Serum calcium- In cases of primary hyperparathyroidism or tertiary hyperparathyroidism heightened PTH leads to increased serum calcium (Hypercalcemia) due to:

  1. increased bone resorption, allowing flow of calcium from bone to blood
  2. reduced renal clearance of calcium
  3. increased intestinal calcium absorption

By contrast, in secondary hyperparathyroidism effectiveness of PTH is reduced.

Serum phosphate

In primary hyperparathyroidism, serum phosphate levels are abnormally low as a result of decreased renal tubular phosphate reabsorption. However, this is only present in about 50% of cases.This contrasts with secondary hyperparathyroidism, in which serum phosphate levels are generally elevated because of renal disease.

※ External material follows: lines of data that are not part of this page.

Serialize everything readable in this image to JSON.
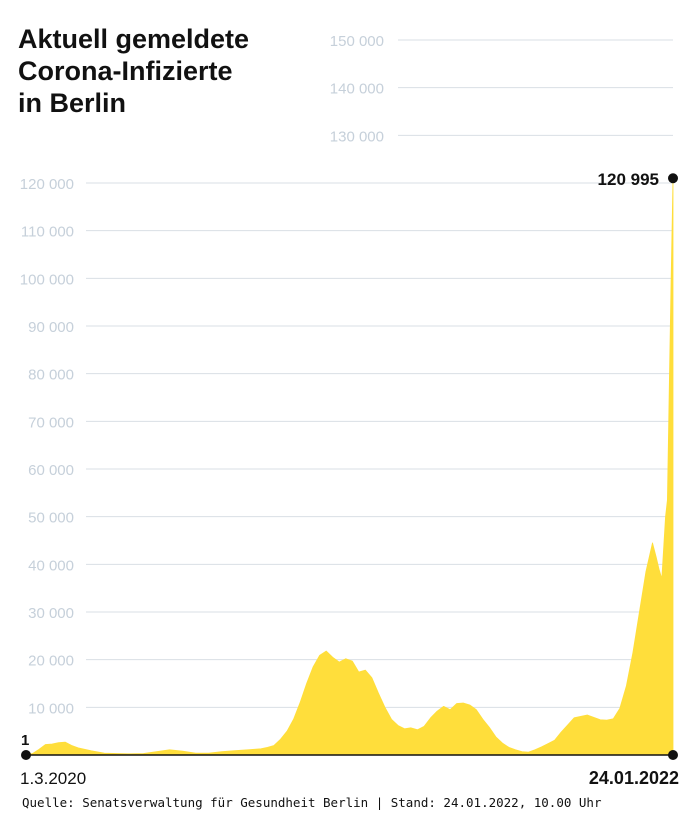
{
  "chart_data": {
    "type": "area",
    "title": [
      "Aktuell gemeldete",
      "Corona-Infizierte",
      "in Berlin"
    ],
    "source": "Quelle: Senatsverwaltung für Gesundheit Berlin | Stand: 24.01.2022, 10.00 Uhr",
    "x_start_label": "1.3.2020",
    "x_end_label": "24.01.2022",
    "start_value": 1,
    "start_value_label": "1",
    "end_value": 120995,
    "end_value_label": "120 995",
    "ylim": [
      0,
      150000
    ],
    "y_ticks": [
      {
        "value": 10000,
        "label": "10 000"
      },
      {
        "value": 20000,
        "label": "20 000"
      },
      {
        "value": 30000,
        "label": "30 000"
      },
      {
        "value": 40000,
        "label": "40 000"
      },
      {
        "value": 50000,
        "label": "50 000"
      },
      {
        "value": 60000,
        "label": "60 000"
      },
      {
        "value": 70000,
        "label": "70 000"
      },
      {
        "value": 80000,
        "label": "80 000"
      },
      {
        "value": 90000,
        "label": "90 000"
      },
      {
        "value": 100000,
        "label": "100 000"
      },
      {
        "value": 110000,
        "label": "110 000"
      },
      {
        "value": 120000,
        "label": "120 000"
      },
      {
        "value": 130000,
        "label": "130 000"
      },
      {
        "value": 140000,
        "label": "140 000"
      },
      {
        "value": 150000,
        "label": "150 000"
      }
    ],
    "grid": true,
    "fill_color": "#ffde3b",
    "line_color": "#111111",
    "grid_color": "#d9dfe5",
    "x": [
      "2020-03-01",
      "2020-03-08",
      "2020-03-15",
      "2020-03-22",
      "2020-03-29",
      "2020-04-05",
      "2020-04-12",
      "2020-04-19",
      "2020-04-26",
      "2020-05-10",
      "2020-05-24",
      "2020-06-07",
      "2020-06-21",
      "2020-07-05",
      "2020-07-19",
      "2020-08-02",
      "2020-08-16",
      "2020-08-30",
      "2020-09-13",
      "2020-09-27",
      "2020-10-11",
      "2020-10-25",
      "2020-11-01",
      "2020-11-08",
      "2020-11-15",
      "2020-11-22",
      "2020-11-29",
      "2020-12-06",
      "2020-12-13",
      "2020-12-20",
      "2020-12-27",
      "2021-01-03",
      "2021-01-10",
      "2021-01-17",
      "2021-01-24",
      "2021-01-31",
      "2021-02-07",
      "2021-02-14",
      "2021-02-21",
      "2021-02-28",
      "2021-03-07",
      "2021-03-14",
      "2021-03-21",
      "2021-03-28",
      "2021-04-04",
      "2021-04-11",
      "2021-04-18",
      "2021-04-25",
      "2021-05-02",
      "2021-05-09",
      "2021-05-16",
      "2021-05-23",
      "2021-05-30",
      "2021-06-06",
      "2021-06-13",
      "2021-06-20",
      "2021-06-27",
      "2021-07-04",
      "2021-07-11",
      "2021-07-18",
      "2021-07-25",
      "2021-08-01",
      "2021-08-08",
      "2021-08-15",
      "2021-08-22",
      "2021-08-29",
      "2021-09-05",
      "2021-09-12",
      "2021-09-19",
      "2021-09-26",
      "2021-10-03",
      "2021-10-10",
      "2021-10-17",
      "2021-10-24",
      "2021-10-31",
      "2021-11-07",
      "2021-11-14",
      "2021-11-21",
      "2021-11-28",
      "2021-12-05",
      "2021-12-12",
      "2021-12-19",
      "2021-12-26",
      "2022-01-02",
      "2022-01-06",
      "2022-01-09",
      "2022-01-12",
      "2022-01-16",
      "2022-01-18",
      "2022-01-20",
      "2022-01-22",
      "2022-01-24"
    ],
    "values": [
      1,
      300,
      1200,
      2200,
      2300,
      2600,
      2700,
      2000,
      1500,
      900,
      400,
      300,
      250,
      300,
      700,
      1100,
      800,
      400,
      400,
      700,
      900,
      1100,
      1200,
      1300,
      1600,
      2000,
      3300,
      5000,
      7500,
      11000,
      15000,
      18500,
      20900,
      21800,
      20500,
      19500,
      20200,
      19700,
      17400,
      17800,
      16200,
      13000,
      10000,
      7500,
      6200,
      5500,
      5700,
      5300,
      6000,
      7800,
      9200,
      10200,
      9500,
      10800,
      10900,
      10500,
      9500,
      7500,
      5800,
      3800,
      2500,
      1600,
      1100,
      700,
      600,
      1100,
      1700,
      2400,
      3100,
      4800,
      6300,
      7800,
      8100,
      8400,
      7900,
      7400,
      7300,
      7600,
      9800,
      14500,
      21500,
      30000,
      38500,
      44500,
      41500,
      39000,
      37000,
      50000,
      53500,
      77000,
      100000,
      120995
    ]
  }
}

Manifestations of hyperparathyroidism involve primarily the kidneys and the skeletal system. Kidney involvement is due to either deposition of calcium in the renal parenchyma or to recurrent nephrolithiasis. Renal stones are usually composed of either calcium oxalate or calcium phosphate. In occasional patients,repeated episodes of nephrolithiasis or the formation of large calculi may lead to urinary tract obstruction, infection, and loss of renal function. 

Nephrocalcinosis may also cause decreased renal function and phosphate retention.

There are great variations in the manifestations. Patients may present with multiple signs and symptoms, including recurrent nephrolithiasis, peptic ulcers,mental changes, and, less frequently, extensive bone resorption.

Treatment and monitoring Treatment depends upon the severity and cause of the condition. If there is mildly increased calcium levels due to primary hyperparathyroidism and no symptoms, just regular check ups are needed. If symptoms are present or calcium level is very high, surgery may be needed to remove the parathyroid gland that is overproducing the hormone. Treatment of secondary hyperparathyroidism depends on the underlying cause.Vitamin D and Phosphorus supplementation can also be done. 


A Calcimimetics (cinacalcet) is a new type of drug for people with primary and secondary hyperparathyroidism on dialysis. It mimics the effect of calcium in tissues. This reduces PTH release from parathyroid glands, leading to lower calcium and phosphorus levels in blood. 

Surgery for hyperparathyroidism may lead to low blood calcium levels, which causes tingling and muscle twitching. This requires immediate treatment.